A adolescência é um terreno fértil para contradições: um período de descobertas, frustrações e tentativas de se encaixar em um mundo que muitas vezes parece hostil. É sobre essa fase — e suas pequenas tragédias cotidianas — que o psicanalista e escritor Hugo César reflete em O impostor cotidiano, seu livro de estreia publicado pela Editora LiteraturaBr. A obra, que flerta com a autoficção e o humor ácido, será lançada no próximo domingo (30 de março), às 11h, na Livres — Livraria do Mercado, em Belo Horizonte.

Com orelha assinada pelo premiado Jacques Fux e posfácio da imortal da Academia Mineira de Letras Ana Cecília Carvalho, o livro mergulha na história de Rhugo, um adolescente que oscila entre o exagero e o desencanto enquanto tenta encontrar seu lugar no mundo. A narrativa questiona não apenas as máscaras que vestimos na juventude, mas também a própria natureza da identidade — tema que Hugo César explora com ironia e uma pitada de autocrítica.

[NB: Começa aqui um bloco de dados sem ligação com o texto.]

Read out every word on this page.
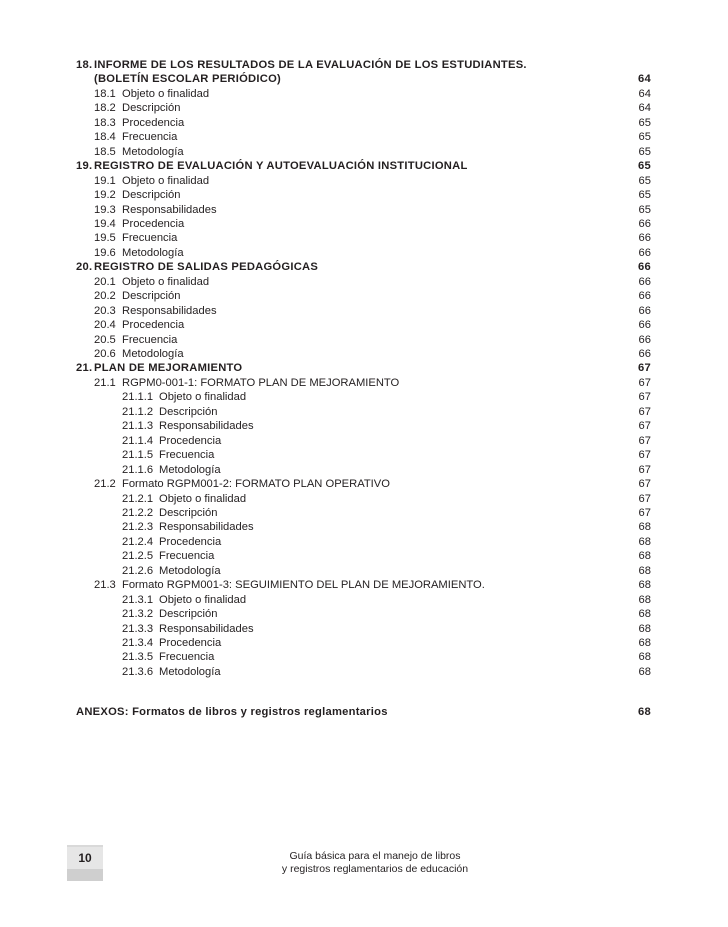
18. INFORME DE LOS RESULTADOS DE LA EVALUACIÓN DE LOS ESTUDIANTES.
(BOLETÍN ESCOLAR PERIÓDICO)	64
18.1 Objeto o finalidad	64
18.2 Descripción	64
18.3 Procedencia	65
18.4 Frecuencia	65
18.5 Metodología	65
19. REGISTRO DE EVALUACIÓN Y AUTOEVALUACIÓN INSTITUCIONAL	65
19.1 Objeto o finalidad	65
19.2 Descripción	65
19.3 Responsabilidades	65
19.4 Procedencia	66
19.5 Frecuencia	66
19.6 Metodología	66
20. REGISTRO DE SALIDAS PEDAGÓGICAS	66
20.1 Objeto o finalidad	66
20.2 Descripción	66
20.3 Responsabilidades	66
20.4 Procedencia	66
20.5 Frecuencia	66
20.6 Metodología	66
21. PLAN DE MEJORAMIENTO	67
21.1 RGPM0-001-1: FORMATO PLAN DE MEJORAMIENTO	67
21.1.1 Objeto o finalidad	67
21.1.2 Descripción	67
21.1.3 Responsabilidades	67
21.1.4 Procedencia	67
21.1.5 Frecuencia	67
21.1.6 Metodología	67
21.2 Formato RGPM001-2: FORMATO PLAN OPERATIVO	67
21.2.1 Objeto o finalidad	67
21.2.2 Descripción	67
21.2.3 Responsabilidades	68
21.2.4 Procedencia	68
21.2.5 Frecuencia	68
21.2.6 Metodología	68
21.3 Formato RGPM001-3: SEGUIMIENTO DEL PLAN DE MEJORAMIENTO.	68
21.3.1 Objeto o finalidad	68
21.3.2 Descripción	68
21.3.3 Responsabilidades	68
21.3.4 Procedencia	68
21.3.5 Frecuencia	68
21.3.6 Metodología	68
ANEXOS: Formatos de libros y registros reglamentarios	68
10	Guía básica para el manejo de libros
y registros reglamentarios de educación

Em entrevista exclusiva ao Livronews, o autor revela como sua formação em psicanálise influenciou a escrita e discute a linha tênue entre ficção e autobiografia. “Toda a história da literatura está baseada nas experiências dos autores”, afirma Hugo, citando Philip Roth e Milan Kundera como referências. Ele também reflete sobre o papel do humor ao abordar temas densos, como o sentimento de exclusão: “Olhando para trás, a adolescência é uma tragédia engraçada”.

A obra dialoga ainda com a tradição da novela latino-americana, inspirando-se em autores como César Aira e Roberto Bolaño para construir uma narrativa ágil e metalinguística. Para Hugo, a impostura não é um defeito, mas parte essencial da construção de quem somos: “Não acredito em um Eu coeso, que tem um carimbo autenticando sua essência”. Confira a seguir a entrevista completa, em que o autor fala sobre literatura, psicanálise e as pequenas mentiras que contamos a nós mesmos.

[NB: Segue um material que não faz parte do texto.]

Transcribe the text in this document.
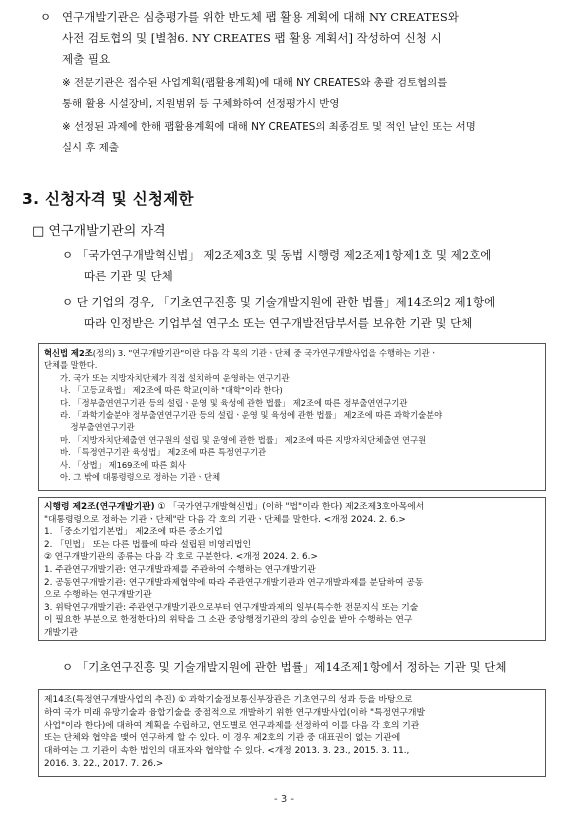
ㅇ 연구개발기관은 심층평가를 위한 반도체 팹 활용 계획에 대해 NY CREATES와
사전 검토협의 및 [별첨6. NY CREATES 팹 활용 계획서] 작성하여 신청 시
제출 필요
※ 전문기관은 접수된 사업계획(팹활용계획)에 대해 NY CREATES와 총괄 검토협의를
통해 활용 시설장비, 지원범위 등 구체화하여 선정평가시 반영
※ 선정된 과제에 한해 팹활용계획에 대해 NY CREATES의 최종검토 및 적인 날인 또는 서명
실시 후 제출
3. 신청자격 및 신청제한
□ 연구개발기관의 자격
ㅇ 「국가연구개발혁신법」 제2조제3호 및 동법 시행령 제2조제1항제1호 및 제2호에
따른 기관 및 단체
ㅇ 단 기업의 경우, 「기초연구진흥 및 기술개발지원에 관한 법률」제14조의2 제1항에
따라 인정받은 기업부설 연구소 또는 연구개발전담부서를 보유한 기관 및 단체
혁신법 제2조(정의) 3. "연구개발기관"이란 다음 각 목의 기관ㆍ단체 중 국가연구개발사업을 수행하는 기관ㆍ
단체를 말한다.
가. 국가 또는 지방자치단체가 직접 설치하여 운영하는 연구기관
나. 「고등교육법」 제2조에 따른 학교(이하 "대학"이라 한다)
다. 「정부출연연구기관 등의 설립ㆍ운영 및 육성에 관한 법률」 제2조에 따른 정부출연연구기관
라. 「과학기술분야 정부출연연구기관 등의 설립ㆍ운영 및 육성에 관한 법률」 제2조에 따른 과학기술분야
정부출연연구기관
마. 「지방자치단체출연 연구원의 설립 및 운영에 관한 법률」 제2조에 따른 지방자치단체출연 연구원
바. 「특정연구기관 육성법」 제2조에 따른 특정연구기관
사. 「상법」 제169조에 따른 회사
아. 그 밖에 대통령령으로 정하는 기관ㆍ단체
시행령 제2조(연구개발기관) ① 「국가연구개발혁신법」(이하 "법"이라 한다) 제2조제3호아목에서
"대통령령으로 정하는 기관ㆍ단체"란 다음 각 호의 기관ㆍ단체를 말한다. <개정 2024. 2. 6.>
1. 「중소기업기본법」 제2조에 따른 중소기업
2. 「민법」 또는 다른 법률에 따라 설립된 비영리법인
② 연구개발기관의 종류는 다음 각 호로 구분한다. <개정 2024. 2. 6.>
1. 주관연구개발기관: 연구개발과제를 주관하여 수행하는 연구개발기관
2. 공동연구개발기관: 연구개발과제협약에 따라 주관연구개발기관과 연구개발과제를 분담하여 공동
으로 수행하는 연구개발기관
3. 위탁연구개발기관: 주관연구개발기관으로부터 연구개발과제의 일부(특수한 전문지식 또는 기술
이 필요한 부분으로 한정한다)의 위탁을 그 소관 중앙행정기관의 장의 승인을 받아 수행하는 연구
개발기관
ㅇ 「기초연구진흥 및 기술개발지원에 관한 법률」제14조제1항에서 정하는 기관 및 단체
제14조(특정연구개발사업의 추진) ① 과학기술정보통신부장관은 기초연구의 성과 등을 바탕으로
하여 국가 미래 유망기술과 융합기술을 중점적으로 개발하기 위한 연구개발사업(이하 "특정연구개발
사업"이라 한다)에 대하여 계획을 수립하고, 연도별로 연구과제를 선정하여 이를 다음 각 호의 기관
또는 단체와 협약을 맺어 연구하게 할 수 있다. 이 경우 제2호의 기관 중 대표권이 없는 기관에
대하여는 그 기관이 속한 법인의 대표자와 협약할 수 있다. <개정 2013. 3. 23., 2015. 3. 11.,
2016. 3. 22., 2017. 7. 26.>
- 3 -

O livro flerta com a autoficção e reflete sobre a construção da identidade. Até que ponto a narrativa do protagonista é inspirada em suas próprias vivências? Como você equilibra a linha entre a ficção e a autobiografia?

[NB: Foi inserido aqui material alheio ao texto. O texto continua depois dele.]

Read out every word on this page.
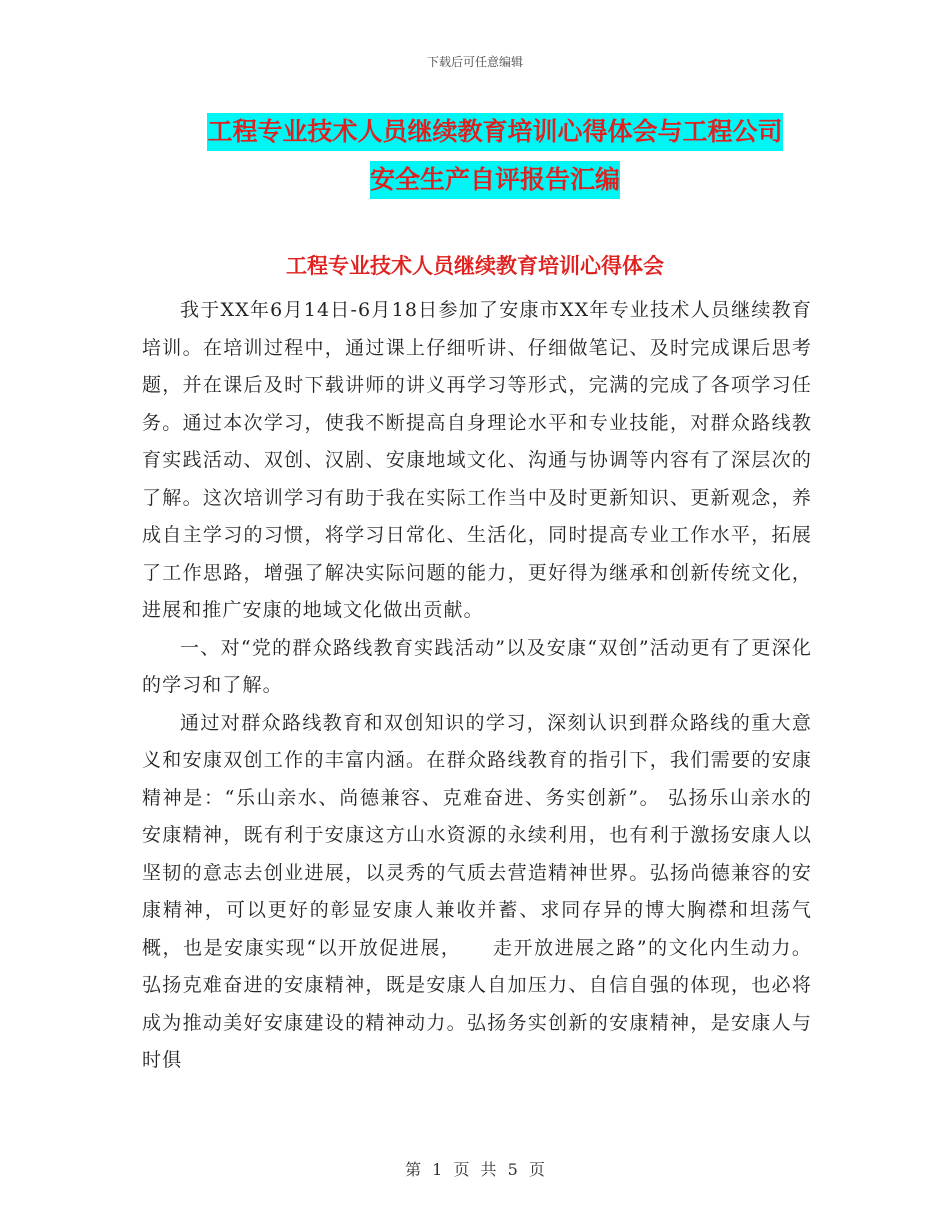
下载后可任意编辑
工程专业技术人员继续教育培训心得体会与工程公司
安全生产自评报告汇编
工程专业技术人员继续教育培训心得体会

我于XX年6月14日-6月18日参加了安康市XX年专业技术人员继续教育培训。在培训过程中，通过课上仔细听讲、仔细做笔记、及时完成课后思考题，并在课后及时下载讲师的讲义再学习等形式，完满的完成了各项学习任务。通过本次学习，使我不断提高自身理论水平和专业技能，对群众路线教育实践活动、双创、汉剧、安康地域文化、沟通与协调等内容有了深层次的了解。这次培训学习有助于我在实际工作当中及时更新知识、更新观念，养成自主学习的习惯，将学习日常化、生活化，同时提高专业工作水平，拓展了工作思路，增强了解决实际问题的能力，更好得为继承和创新传统文化，进展和推广安康的地域文化做出贡献。

一、对“党的群众路线教育实践活动”以及安康“双创”活动更有了更深化的学习和了解。

通过对群众路线教育和双创知识的学习，深刻认识到群众路线的重大意义和安康双创工作的丰富内涵。在群众路线教育的指引下，我们需要的安康精神是：“乐山亲水、尚德兼容、克难奋进、务实创新”。 弘扬乐山亲水的安康精神，既有利于安康这方山水资源的永续利用，也有利于激扬安康人以坚韧的意志去创业进展，以灵秀的气质去营造精神世界。弘扬尚德兼容的安康精神，可以更好的彰显安康人兼收并蓄、求同存异的博大胸襟和坦荡气概，也是安康实现“以开放促进展，　　走开放进展之路”的文化内生动力。弘扬克难奋进的安康精神，既是安康人自加压力、自信自强的体现，也必将成为推动美好安康建设的精神动力。弘扬务实创新的安康精神，是安康人与时俱

第 1 页 共 5 页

Toda a história da literatura está baseada nas experiências dos próprios autores. Seja a experiência que eles vivem na imaginação, seja no trabalho com a memória. E mesmo nestes casos, não existe escrita sem invenção. Eu morei 11 meses na Alemanha, minha avó me benzeu com água benta romana – um souvenir do Vaticano — e eu deixei cair o creme do café na calça do meu uniforme. Parodiando o Manoel de Barros, dez por cento do que foi escrito é verdade. O Philip Roth gostava de explicar a diferença entre ele e seus alter-egos da seguinte forma: primeiro ele pensava no que ele, Philip Roth, faria na situação em que o personagem se encontrava, então ele escrevia o oposto. No livro “Os fatos – autobiografia de um romancista” há uma troca de cartas hilária entre Philip Roth e Nathan Zuckermann. Detalhe, o Nathan é um dos alter-egos de outros livros do Roth. Mas e o Philip Roth do livro “Os fatos”, seria ele real?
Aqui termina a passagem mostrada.